Une légende toute récente raconte que dans la pénombre du petit matin, au plus
profond des montagnes du Sud-Est mexicain, des hommes et des femmes à la peau
brune n’ont le cœur habité que d’une seule crainte, celle de ne rien faire face
à l’injustice. Los Vigilantes (les veilleurs, les vigilants), c’est le nom par
lequel on désigne ces hommes et ces femmes. Ils constituent le noyau dur du
Votán Zapata, gardien et cœur du peuple. Ce sont elles et eux qui veillent sur
nous et nous accompagnent. Quelqu’un leur demande de quoi retourne toute cette
histoire. Elles et eux répondent : « Il s’agit d’être meilleurs, de la seule
façon dont il est possible de devenir meilleurs : collectivement. » Bien que ce
ne soit qu’un murmure, la voix des Vigilantes est perçue comme un cri quand elle
ajoute : « D’être dignes, tous et toutes, c’est de cela qu’il s’agit dans cette
histoire. » Et moi, j’ajoute maintenant : « Une des voies qu’emprunte la dignité
est celle que suit Vía Campesina dans le monde entier. »

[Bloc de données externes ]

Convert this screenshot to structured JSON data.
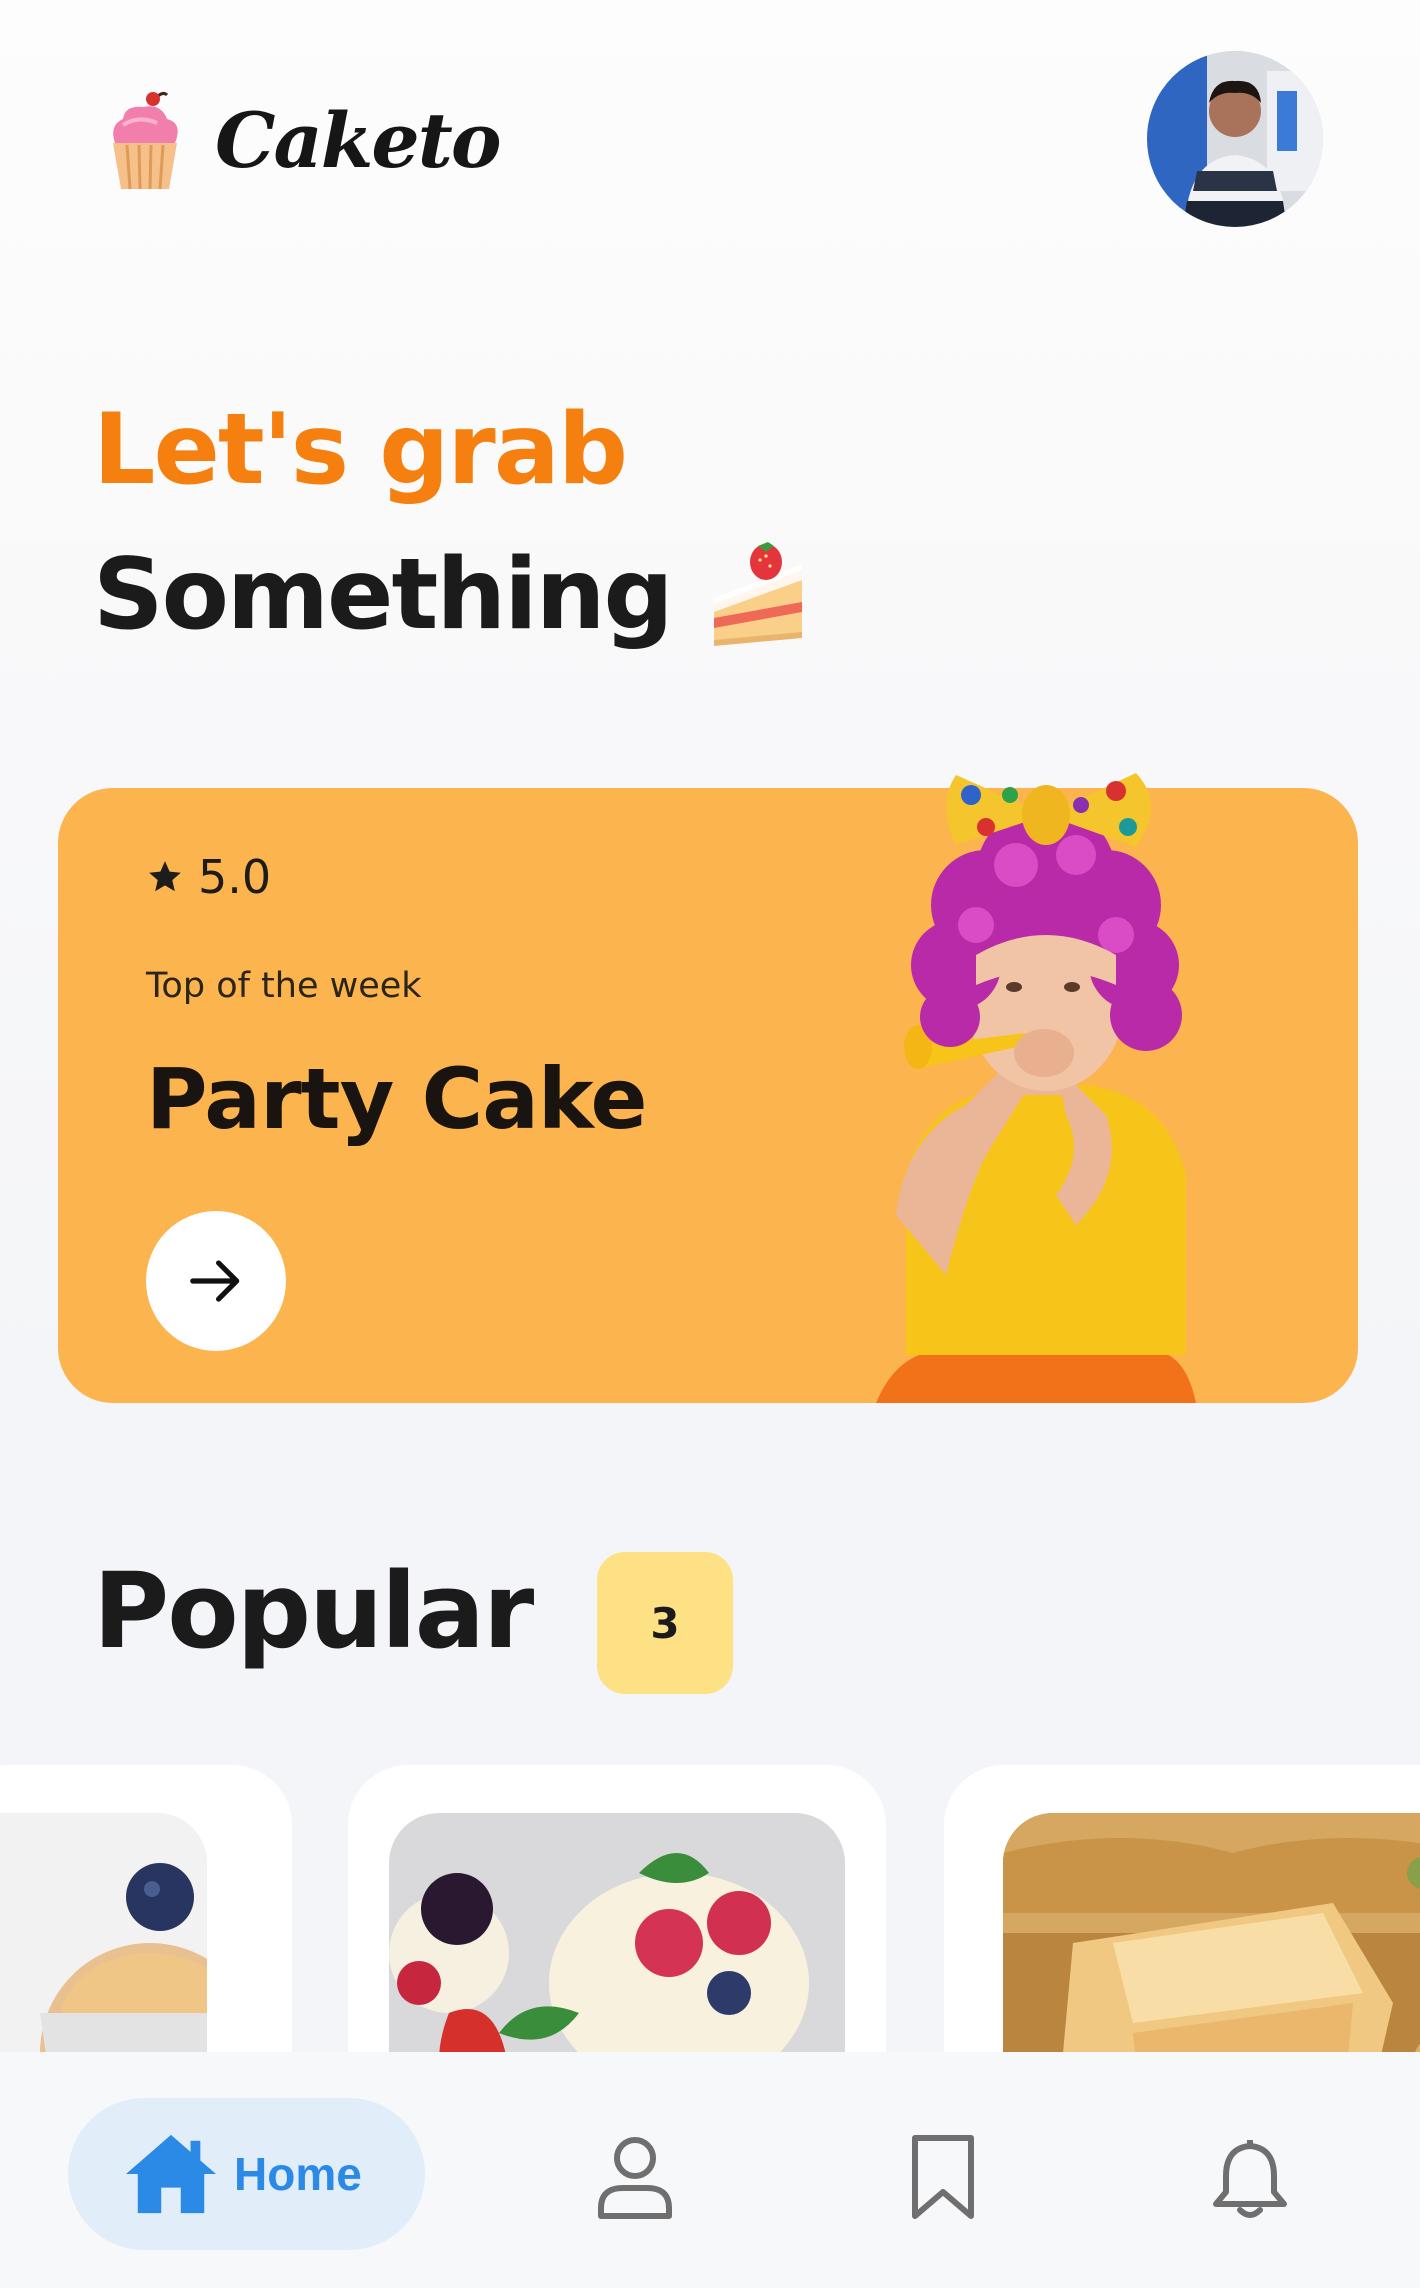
{
  "app": {
    "name": "Caketo",
    "logo_icon": "cupcake-icon",
    "avatar": "user-avatar"
  },
  "hero": {
    "line1": "Let's grab",
    "line2": "Something",
    "line2_icon": "cake-slice-emoji",
    "accent_color": "#f57f0f"
  },
  "promo": {
    "rating_icon": "star-icon",
    "rating": "5.0",
    "subtitle": "Top of the week",
    "title": "Party Cake",
    "button_icon": "arrow-right-icon",
    "background_color": "#fcb44f"
  },
  "popular": {
    "title": "Popular",
    "count": "3",
    "badge_color": "#fde184",
    "items": [
      {
        "image": "blueberry-muffin-photo"
      },
      {
        "image": "berry-cupcakes-photo"
      },
      {
        "image": "baklava-photo"
      }
    ]
  },
  "nav": {
    "active_color": "#2a8ae6",
    "items": [
      {
        "label": "Home",
        "icon": "home-icon",
        "active": true
      },
      {
        "icon": "profile-icon",
        "active": false
      },
      {
        "icon": "bookmark-icon",
        "active": false
      },
      {
        "icon": "bell-icon",
        "active": false
      }
    ]
  }
}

Liberté et Justice pour Atenco !
Liberté et Justice pour l’Oaxaca !

Sous-commandant insurgé Marcos.
Mexique, mars 2007.
Traduit par Ángel Caído.

[1] Il existe un film du même nom (en anglais), interprété notamment par Robert
De Niro campant une sorte de « gorge profonde » et par Dustin Hoffmann dans le
rôle d’un cinéaste bien allumé. Par-là passent toute une ribambelle de « seconds
couteaux » recrutés pour jeter un « écran de fumée » (La cortina de humo étant
d’ailleurs le titre du film en espagnol) sur certain scandale sexuel d’un
président américain, en… déclenchant un faux conflit armé, qui n’existera que
sur les écrans et que les médias s’empresseront de reprendre tous en chœur. Les
images de guerre sont celles de « l’invasion » de l’île de la Grenade (NdT).